FBI further abused security letters by requesting 'communities of interest'

Posted by Richard Koman @ September 13, 2007 @ 3:46 PM

Categories: Justice, Privacy

Tags: Security, Electronic Frontier Foundation, FBI, Letter, U.S. Department Of Justice, Electronic Communications Privacy Act, ZDNet Government

The Electronic Frontier Foundation reveals that FBI abuses of “exigent circumstances” letters not only illegally sought information on individual customers but also were used to obtain information on people they frequently called.

A Freedom of Information Act request from EFF uncovered the new revelations, staff lawyer Kurt Opsahl wrote.

We already knew that the FBI’s use of “exigent circumstances” letters was illegal. DOJ’s Inspector General Fine already condemned them in a well-publicized IG report (pp. 93-98) that outlined how hundreds of requests were made where there was no immediate danger of death or serious physical injury and, in any event, “the letters did not recite the factual predication necessary to invoke [the emergency] authority.”

Now it turns out the FBI was using the “exigent circumstances” exception to gather information on “communities of interest” — the people who frequently call and are called by the person the FBI is interested in.

The Electronic Communications Privacy Act puts strict limits on when a telecommunications provider can hand over customer data to the government. [It] prohibits disclosure of the contents of a communication, and … the release of a “record or other information pertaining to a subscriber to or customer” … Absent a specific statutory exception, it is flatly illegal for the telecoms to provide customer information to the government.

So the “community of interest” requests made as part of the “exigent letters” were doubly illegal. We need a new word for this – what do you call an illegality piled on top of another illegality? Illegal squared?

The requests would not have been legal under regular National Security Letters, either. These letters authorize the FBI to request “the name, address, length of service, and local and long distance toll billing records of a person…” (emphasis added) under specific circumstances. Presumably, that’s why they went the exigent circumstances option.

Interestingly, the FBI indicated that requests would be followed by formal legal process, “envisioning an after-the-fact papering over of the illegality,” Opsahl says.
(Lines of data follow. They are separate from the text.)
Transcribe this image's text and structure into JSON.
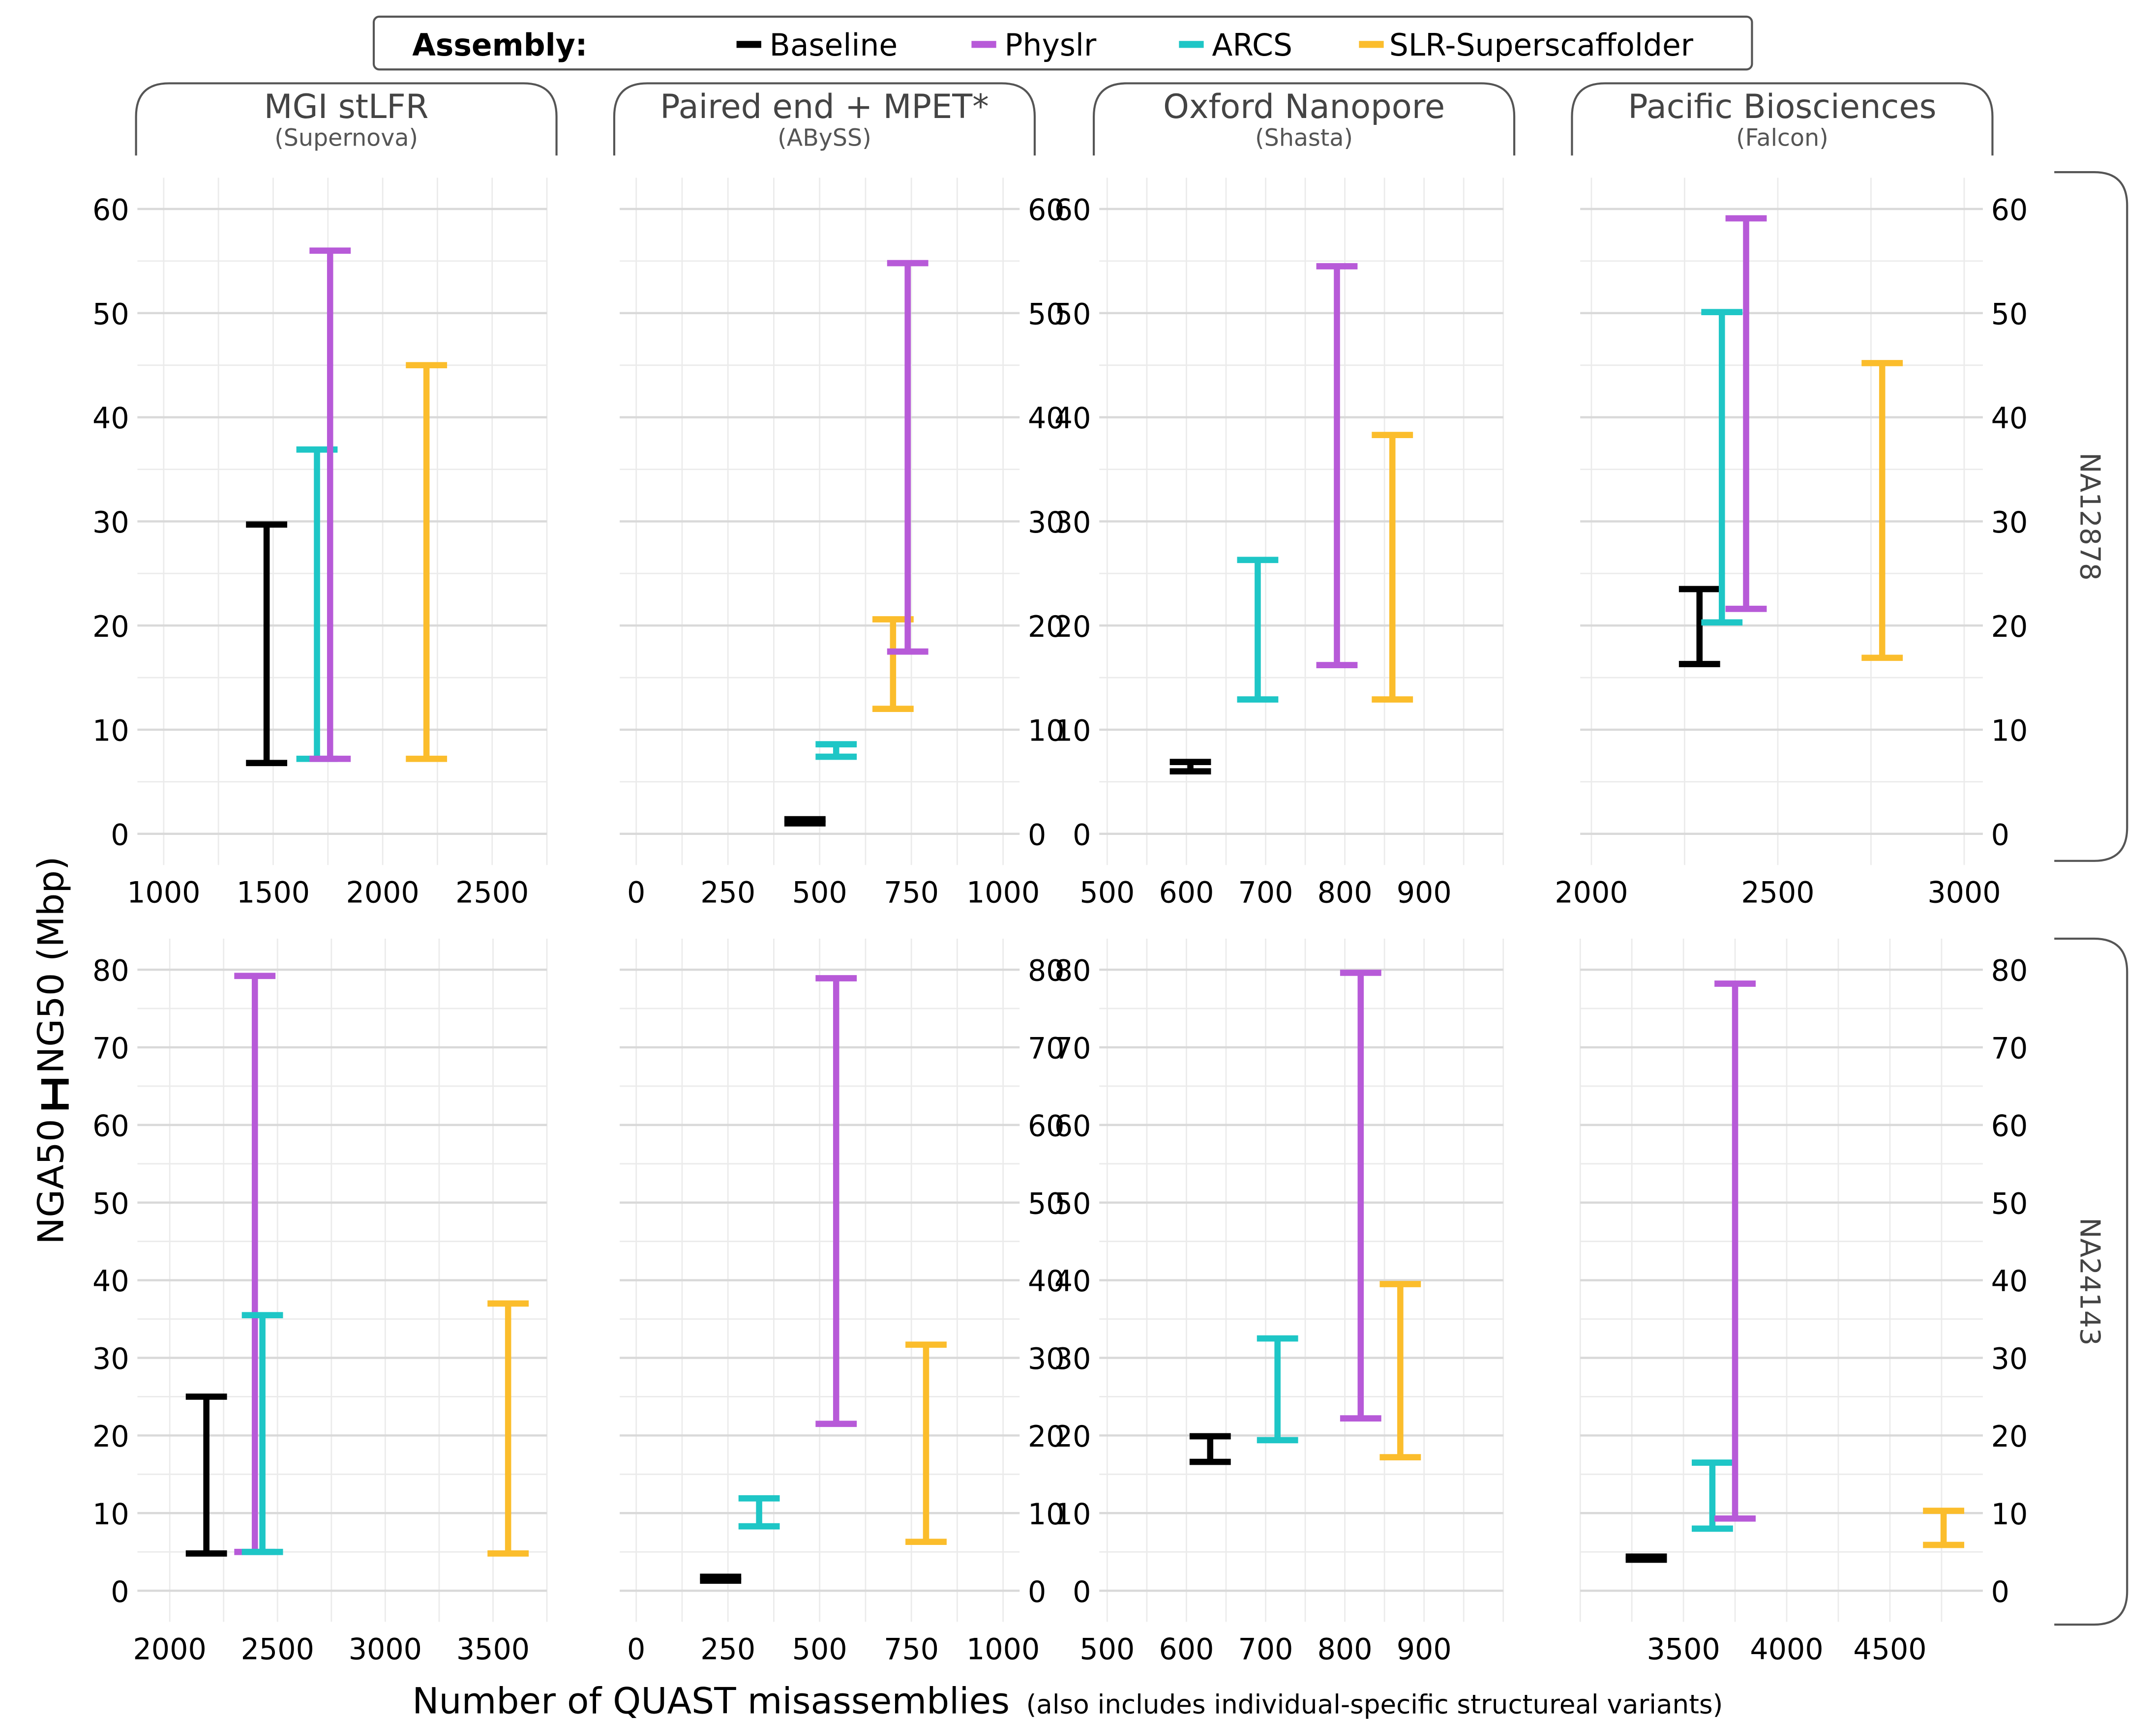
{
  "legend": {
    "title": "Assembly:",
    "items": [
      {
        "label": "Baseline",
        "color": "#000000"
      },
      {
        "label": "Physlr",
        "color": "#b75ad8"
      },
      {
        "label": "ARCS",
        "color": "#1ec6c6"
      },
      {
        "label": "SLR-Superscaffolder",
        "color": "#fbbd2c"
      }
    ]
  },
  "x_axis_title": "Number of QUAST misassemblies",
  "x_axis_subtitle": "(also includes individual-specific structureal variants)",
  "y_axis_title": "NGA50",
  "y_axis_title_2": "NG50 (Mbp)",
  "columns": [
    {
      "title": "MGI stLFR",
      "subtitle": "(Supernova)"
    },
    {
      "title": "Paired end + MPET*",
      "subtitle": "(ABySS)"
    },
    {
      "title": "Oxford Nanopore",
      "subtitle": "(Shasta)"
    },
    {
      "title": "Pacific Biosciences",
      "subtitle": "(Falcon)"
    }
  ],
  "rows": [
    {
      "label": "NA12878"
    },
    {
      "label": "NA24143"
    }
  ],
  "chart_data": [
    {
      "type": "errorbar",
      "row": "NA12878",
      "column": "MGI stLFR",
      "xlim": [
        880,
        2750
      ],
      "ylim": [
        -3,
        63
      ],
      "xticks": [
        1000,
        1500,
        2000,
        2500
      ],
      "yticks": [
        0,
        10,
        20,
        30,
        40,
        50,
        60
      ],
      "series": [
        {
          "name": "Baseline",
          "x": 1470,
          "ymin": 6.8,
          "ymax": 29.7
        },
        {
          "name": "ARCS",
          "x": 1700,
          "ymin": 7.2,
          "ymax": 36.9
        },
        {
          "name": "Physlr",
          "x": 1760,
          "ymin": 7.2,
          "ymax": 56.0
        },
        {
          "name": "SLR-Superscaffolder",
          "x": 2200,
          "ymin": 7.2,
          "ymax": 45.0
        }
      ]
    },
    {
      "type": "errorbar",
      "row": "NA12878",
      "column": "Paired end + MPET*",
      "xlim": [
        -45,
        1045
      ],
      "ylim": [
        -3,
        63
      ],
      "xticks": [
        0,
        250,
        500,
        750,
        1000
      ],
      "yticks": [
        0,
        10,
        20,
        30,
        40,
        50,
        60
      ],
      "series": [
        {
          "name": "Baseline",
          "x": 460,
          "ymin": 1.0,
          "ymax": 1.4
        },
        {
          "name": "ARCS",
          "x": 545,
          "ymin": 7.4,
          "ymax": 8.6
        },
        {
          "name": "SLR-Superscaffolder",
          "x": 700,
          "ymin": 12.0,
          "ymax": 20.6
        },
        {
          "name": "Physlr",
          "x": 740,
          "ymin": 17.5,
          "ymax": 54.8
        }
      ]
    },
    {
      "type": "errorbar",
      "row": "NA12878",
      "column": "Oxford Nanopore",
      "xlim": [
        490,
        1000
      ],
      "ylim": [
        -3,
        63
      ],
      "xticks": [
        500,
        600,
        700,
        800,
        900
      ],
      "yticks": [
        0,
        10,
        20,
        30,
        40,
        50,
        60
      ],
      "series": [
        {
          "name": "Baseline",
          "x": 605,
          "ymin": 6.0,
          "ymax": 6.9
        },
        {
          "name": "ARCS",
          "x": 690,
          "ymin": 12.9,
          "ymax": 26.3
        },
        {
          "name": "Physlr",
          "x": 790,
          "ymin": 16.2,
          "ymax": 54.5
        },
        {
          "name": "SLR-Superscaffolder",
          "x": 860,
          "ymin": 12.9,
          "ymax": 38.3
        }
      ]
    },
    {
      "type": "errorbar",
      "row": "NA12878",
      "column": "Pacific Biosciences",
      "xlim": [
        1970,
        3050
      ],
      "ylim": [
        -3,
        63
      ],
      "xticks": [
        2000,
        2500,
        3000
      ],
      "yticks": [
        0,
        10,
        20,
        30,
        40,
        50,
        60
      ],
      "series": [
        {
          "name": "Baseline",
          "x": 2290,
          "ymin": 16.3,
          "ymax": 23.5
        },
        {
          "name": "ARCS",
          "x": 2350,
          "ymin": 20.3,
          "ymax": 50.1
        },
        {
          "name": "Physlr",
          "x": 2415,
          "ymin": 21.6,
          "ymax": 59.1
        },
        {
          "name": "SLR-Superscaffolder",
          "x": 2780,
          "ymin": 16.9,
          "ymax": 45.2
        }
      ]
    },
    {
      "type": "errorbar",
      "row": "NA24143",
      "column": "MGI stLFR",
      "xlim": [
        1850,
        3750
      ],
      "ylim": [
        -4,
        84
      ],
      "xticks": [
        2000,
        2500,
        3000,
        3500
      ],
      "yticks": [
        0,
        10,
        20,
        30,
        40,
        50,
        60,
        70,
        80
      ],
      "series": [
        {
          "name": "Baseline",
          "x": 2170,
          "ymin": 4.8,
          "ymax": 25.0
        },
        {
          "name": "Physlr",
          "x": 2395,
          "ymin": 5.0,
          "ymax": 79.2
        },
        {
          "name": "ARCS",
          "x": 2430,
          "ymin": 5.0,
          "ymax": 35.5
        },
        {
          "name": "SLR-Superscaffolder",
          "x": 3570,
          "ymin": 4.8,
          "ymax": 37.0
        }
      ]
    },
    {
      "type": "errorbar",
      "row": "NA24143",
      "column": "Paired end + MPET*",
      "xlim": [
        -45,
        1045
      ],
      "ylim": [
        -4,
        84
      ],
      "xticks": [
        0,
        250,
        500,
        750,
        1000
      ],
      "yticks": [
        0,
        10,
        20,
        30,
        40,
        50,
        60,
        70,
        80
      ],
      "series": [
        {
          "name": "Baseline",
          "x": 230,
          "ymin": 1.3,
          "ymax": 1.8
        },
        {
          "name": "ARCS",
          "x": 335,
          "ymin": 8.3,
          "ymax": 11.9
        },
        {
          "name": "Physlr",
          "x": 545,
          "ymin": 21.5,
          "ymax": 78.9
        },
        {
          "name": "SLR-Superscaffolder",
          "x": 790,
          "ymin": 6.3,
          "ymax": 31.7
        }
      ]
    },
    {
      "type": "errorbar",
      "row": "NA24143",
      "column": "Oxford Nanopore",
      "xlim": [
        490,
        1000
      ],
      "ylim": [
        -4,
        84
      ],
      "xticks": [
        500,
        600,
        700,
        800,
        900
      ],
      "yticks": [
        0,
        10,
        20,
        30,
        40,
        50,
        60,
        70,
        80
      ],
      "series": [
        {
          "name": "Baseline",
          "x": 630,
          "ymin": 16.6,
          "ymax": 19.9
        },
        {
          "name": "ARCS",
          "x": 715,
          "ymin": 19.4,
          "ymax": 32.5
        },
        {
          "name": "Physlr",
          "x": 820,
          "ymin": 22.2,
          "ymax": 79.6
        },
        {
          "name": "SLR-Superscaffolder",
          "x": 870,
          "ymin": 17.2,
          "ymax": 39.5
        }
      ]
    },
    {
      "type": "errorbar",
      "row": "NA24143",
      "column": "Pacific Biosciences",
      "xlim": [
        3000,
        4950
      ],
      "ylim": [
        -4,
        84
      ],
      "xticks": [
        3500,
        4000,
        4500
      ],
      "yticks": [
        0,
        10,
        20,
        30,
        40,
        50,
        60,
        70,
        80
      ],
      "series": [
        {
          "name": "Baseline",
          "x": 3320,
          "ymin": 4.0,
          "ymax": 4.4
        },
        {
          "name": "ARCS",
          "x": 3640,
          "ymin": 8.0,
          "ymax": 16.5
        },
        {
          "name": "Physlr",
          "x": 3750,
          "ymin": 9.3,
          "ymax": 78.2
        },
        {
          "name": "SLR-Superscaffolder",
          "x": 4760,
          "ymin": 5.9,
          "ymax": 10.3
        }
      ]
    }
  ]
}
However, this follow-up often never happened. Not even a grand jury subpoena would justify these “community of interest” requests, since the information the government can request from phone companies and ISPs doesn’t include other people’s information.

In short, there is no legal basis for these “community of interest” demands, whether issued as exigent letters, or through an NSL or grand jury subpoena.
These revelations also underscore the need for substantive oversight that will prevent requests for information that go beyond that allowed by law.